Again Morgan Stanley agrees as it sees the economy's growth drivers shifting to domestic demand in the private sector, meaning there is less reliance on exports. At the same time, the broker acknowledges there is the potential for growth to slow if the correction in asset markets globally continues.
Also important for ongoing growth in the broker's view is the improved strength in the Japanese banking sector, which it argues provides a more stable base for the economy overall and particularly with the prospect of higher interest rates leading many to suggest the yen carry trade will be unwound.
The market is factoring in an increase in rates in coming months, with current economic data tending to support such a view. As DBS points out, the last few months have shown the inflationary outlook is positive and while increases in the CPI are likely to be modest it does imply negative real rates given the current zero interest rate policy.
As such a situation can impact on investment and savings decisions and inflationary expectations the BOJ is unlikely to allow such a situation to persist longer-term.
In DBS's view the BOJ is about half-way through its process of removing excess liquidity from the banking system, so no increase in rates is likely prior to this being completed. It has brought forward its timing for an increase to August from September, though it suggests any increase will be modest given the uncertain political environment in coming months thanks to the upcoming retirement of Prime Minister Koizumi.
Morgan Stanley has a similar timetable, tipping an initial increase in rates for the September quarter based on its expectation of core inflation of 0.5% year-on-year in the June quarter and an average of 0.4% for the year.
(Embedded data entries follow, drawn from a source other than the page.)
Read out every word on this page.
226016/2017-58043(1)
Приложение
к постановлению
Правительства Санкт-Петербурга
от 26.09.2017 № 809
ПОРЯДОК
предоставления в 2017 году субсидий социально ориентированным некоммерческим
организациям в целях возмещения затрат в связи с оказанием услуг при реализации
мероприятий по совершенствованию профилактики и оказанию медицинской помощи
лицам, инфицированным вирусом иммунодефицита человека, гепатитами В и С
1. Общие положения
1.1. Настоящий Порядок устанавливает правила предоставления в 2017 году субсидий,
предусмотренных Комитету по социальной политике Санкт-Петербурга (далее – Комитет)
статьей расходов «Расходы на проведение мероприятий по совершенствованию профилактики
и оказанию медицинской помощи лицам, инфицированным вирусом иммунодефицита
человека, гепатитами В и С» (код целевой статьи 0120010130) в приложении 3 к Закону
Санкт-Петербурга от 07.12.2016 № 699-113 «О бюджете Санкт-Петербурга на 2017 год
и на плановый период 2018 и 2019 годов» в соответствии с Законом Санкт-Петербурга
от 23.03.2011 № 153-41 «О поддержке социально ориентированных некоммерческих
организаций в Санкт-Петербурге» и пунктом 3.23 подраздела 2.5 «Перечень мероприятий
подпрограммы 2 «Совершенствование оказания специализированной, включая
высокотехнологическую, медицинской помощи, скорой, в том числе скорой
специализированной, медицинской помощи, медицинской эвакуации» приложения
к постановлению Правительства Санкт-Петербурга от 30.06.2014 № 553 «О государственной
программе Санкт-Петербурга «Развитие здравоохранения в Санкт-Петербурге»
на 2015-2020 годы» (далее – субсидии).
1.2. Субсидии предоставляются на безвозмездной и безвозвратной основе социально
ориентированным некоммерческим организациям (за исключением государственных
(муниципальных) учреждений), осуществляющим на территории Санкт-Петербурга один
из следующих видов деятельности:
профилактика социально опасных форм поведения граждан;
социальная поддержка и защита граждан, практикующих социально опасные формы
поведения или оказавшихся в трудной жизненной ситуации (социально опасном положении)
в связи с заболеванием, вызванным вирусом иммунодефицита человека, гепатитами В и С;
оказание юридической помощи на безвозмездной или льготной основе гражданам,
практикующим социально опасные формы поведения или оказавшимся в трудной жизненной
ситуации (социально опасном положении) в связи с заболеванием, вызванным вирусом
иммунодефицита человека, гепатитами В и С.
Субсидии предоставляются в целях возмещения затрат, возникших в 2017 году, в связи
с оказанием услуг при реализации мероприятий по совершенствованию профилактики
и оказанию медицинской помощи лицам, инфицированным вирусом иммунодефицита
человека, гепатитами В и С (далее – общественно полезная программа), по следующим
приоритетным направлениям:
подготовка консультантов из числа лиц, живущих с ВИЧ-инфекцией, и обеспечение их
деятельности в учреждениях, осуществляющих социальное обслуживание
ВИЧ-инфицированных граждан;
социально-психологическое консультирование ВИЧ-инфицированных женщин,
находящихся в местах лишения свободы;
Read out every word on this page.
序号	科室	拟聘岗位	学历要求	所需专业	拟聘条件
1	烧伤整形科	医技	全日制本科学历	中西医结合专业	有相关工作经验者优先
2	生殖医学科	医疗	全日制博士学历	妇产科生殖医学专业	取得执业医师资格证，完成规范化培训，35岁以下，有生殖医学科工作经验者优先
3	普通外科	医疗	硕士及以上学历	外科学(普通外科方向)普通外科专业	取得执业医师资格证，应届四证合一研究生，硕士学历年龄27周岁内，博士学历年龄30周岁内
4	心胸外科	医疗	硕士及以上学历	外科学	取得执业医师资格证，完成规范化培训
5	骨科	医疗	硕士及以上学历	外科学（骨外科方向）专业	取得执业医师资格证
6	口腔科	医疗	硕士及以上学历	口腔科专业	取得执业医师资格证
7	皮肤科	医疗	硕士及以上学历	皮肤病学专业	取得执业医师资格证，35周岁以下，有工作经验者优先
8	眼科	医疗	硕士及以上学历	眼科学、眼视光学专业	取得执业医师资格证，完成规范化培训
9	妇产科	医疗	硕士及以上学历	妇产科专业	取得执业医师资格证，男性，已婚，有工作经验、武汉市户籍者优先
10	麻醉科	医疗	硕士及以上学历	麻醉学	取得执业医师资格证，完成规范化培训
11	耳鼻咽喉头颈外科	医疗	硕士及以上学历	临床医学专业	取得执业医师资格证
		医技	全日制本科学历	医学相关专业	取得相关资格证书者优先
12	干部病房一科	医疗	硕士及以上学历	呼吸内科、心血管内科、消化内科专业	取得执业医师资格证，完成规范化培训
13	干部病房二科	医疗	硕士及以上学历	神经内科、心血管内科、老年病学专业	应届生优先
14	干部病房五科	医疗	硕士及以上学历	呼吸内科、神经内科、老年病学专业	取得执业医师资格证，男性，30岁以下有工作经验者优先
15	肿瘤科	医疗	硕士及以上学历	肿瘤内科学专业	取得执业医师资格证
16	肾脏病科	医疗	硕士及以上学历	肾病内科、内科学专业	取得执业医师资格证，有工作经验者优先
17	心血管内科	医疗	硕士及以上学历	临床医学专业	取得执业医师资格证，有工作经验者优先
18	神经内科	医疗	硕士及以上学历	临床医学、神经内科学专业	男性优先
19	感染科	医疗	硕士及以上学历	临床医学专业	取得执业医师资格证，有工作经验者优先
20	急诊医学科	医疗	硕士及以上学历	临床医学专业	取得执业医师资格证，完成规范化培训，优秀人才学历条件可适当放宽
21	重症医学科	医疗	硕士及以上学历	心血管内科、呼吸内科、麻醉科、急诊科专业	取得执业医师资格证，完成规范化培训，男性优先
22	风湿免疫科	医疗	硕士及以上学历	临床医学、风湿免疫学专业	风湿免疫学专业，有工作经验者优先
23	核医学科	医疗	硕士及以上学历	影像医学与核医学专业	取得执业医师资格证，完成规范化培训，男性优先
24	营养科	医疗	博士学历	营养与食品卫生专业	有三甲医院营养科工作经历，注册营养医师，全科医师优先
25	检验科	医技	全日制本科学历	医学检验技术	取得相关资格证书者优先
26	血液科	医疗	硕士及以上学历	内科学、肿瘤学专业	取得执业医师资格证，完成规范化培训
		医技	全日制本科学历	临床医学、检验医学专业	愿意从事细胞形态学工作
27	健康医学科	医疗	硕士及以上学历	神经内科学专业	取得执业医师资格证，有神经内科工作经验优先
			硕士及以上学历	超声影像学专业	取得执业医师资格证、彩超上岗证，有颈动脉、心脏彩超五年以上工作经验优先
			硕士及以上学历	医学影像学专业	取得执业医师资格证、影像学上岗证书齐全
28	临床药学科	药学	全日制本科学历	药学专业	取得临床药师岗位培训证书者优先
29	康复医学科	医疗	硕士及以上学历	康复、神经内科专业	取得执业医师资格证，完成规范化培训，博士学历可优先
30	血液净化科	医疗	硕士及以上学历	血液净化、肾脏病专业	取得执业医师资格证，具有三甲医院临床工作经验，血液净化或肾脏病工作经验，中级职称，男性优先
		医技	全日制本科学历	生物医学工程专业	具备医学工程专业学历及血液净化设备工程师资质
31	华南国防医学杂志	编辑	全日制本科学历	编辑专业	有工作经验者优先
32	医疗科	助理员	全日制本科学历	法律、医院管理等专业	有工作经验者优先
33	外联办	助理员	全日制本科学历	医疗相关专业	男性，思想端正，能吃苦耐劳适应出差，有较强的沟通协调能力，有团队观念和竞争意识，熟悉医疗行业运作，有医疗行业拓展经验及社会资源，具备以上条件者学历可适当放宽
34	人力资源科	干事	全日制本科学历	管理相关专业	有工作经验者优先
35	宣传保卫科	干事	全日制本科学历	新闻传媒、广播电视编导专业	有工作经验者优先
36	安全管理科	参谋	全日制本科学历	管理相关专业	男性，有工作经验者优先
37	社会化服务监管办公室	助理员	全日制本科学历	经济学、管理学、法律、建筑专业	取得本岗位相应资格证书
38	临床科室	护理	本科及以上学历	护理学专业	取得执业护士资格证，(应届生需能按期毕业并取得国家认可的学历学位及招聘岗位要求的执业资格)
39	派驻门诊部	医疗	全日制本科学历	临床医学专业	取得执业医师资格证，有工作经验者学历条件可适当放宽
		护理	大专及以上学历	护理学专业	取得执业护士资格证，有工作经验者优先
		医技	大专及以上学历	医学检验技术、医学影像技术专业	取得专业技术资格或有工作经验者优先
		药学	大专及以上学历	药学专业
It does suggest any move in rates will follow a measured approach, the broker favouring increases of 0.25% every six months rather than every quarter as the market is currently expecting. Also supporting such a timetable for a rate change is the fact the next survey of business confidence, known as the Tankan, is due in early July, giving the BOJ time to assess additional data before it meets.
The broker's analyst Robert Feldman suggests the move to change rates is a judgement call based on the outlook for unit labour costs (ULC).
In Feldman's view wages are subject to upward pressure from the tighter labour market and downward pressure from post-retirement hiring of less skilled workers, while productivity faces upside risk from further restructuring, globalisation and technology and downside from the exhaustion of excess capacity
While Feldman is more optimistic on the outlook for both than is the BOJ, he suggests there is the potential for damage to be done to the economy if the bank gets its judgement wrong and continues to lift rates even if there is no sign of sustainable increase in ULCs.
Looking forward, Credit Suisse suggests fiscal restructuring remains a key to the health of the economy, particularly given the large debt position and the upcoming increase in social security costs as baby boomers retire in coming years.
The broker suggests therefore the government will shift to a focus on inflation, which in the broker's view can be addressed through either an increase in the consumption tax or via monetary reflation, with an inflation target of about 3%.
Achieving such a target suggests much work needs to be done to ensure ongoing growth in the economy, as Morgan Stanley is forecasting CPI of 0.4% this year and 0.2% next year, the fall in part reflecting the likelihood of a stronger yen offsetting the impact of higher oil and primary product prices. As a result, the broker has delayed its expectation of a positive reading on the GDP deflator until the June quarter next year, having previously expected such an outcome by the December quarter this year.
The combination of higher inflation and higher interest rates has seen the yen strengthen significantly in the last few months, with further gains considered likely given Japan appears to be commencing a policy of higher rates at the same time as interest rate increases in the US appear to be coming to a close.
The strengthening yen has caused some alarm in terms of corporate earnings, as most companies have based their results for the year on an exchange rate of about 110 yen to the US dollar. The broker is somewhat less concerned provided the rate of any further appreciation is not too fast, as it suggests overall the economy is better placed to withstand such external shocks than has been the case in recent years.
The bottom line is the Japanese economy should continue to grow and this will be good for global growth, but with growth unlikely to be sustainable at rates much above 2% it is more a case of steady as she goes rather than having to strap yourself in for a wild ride.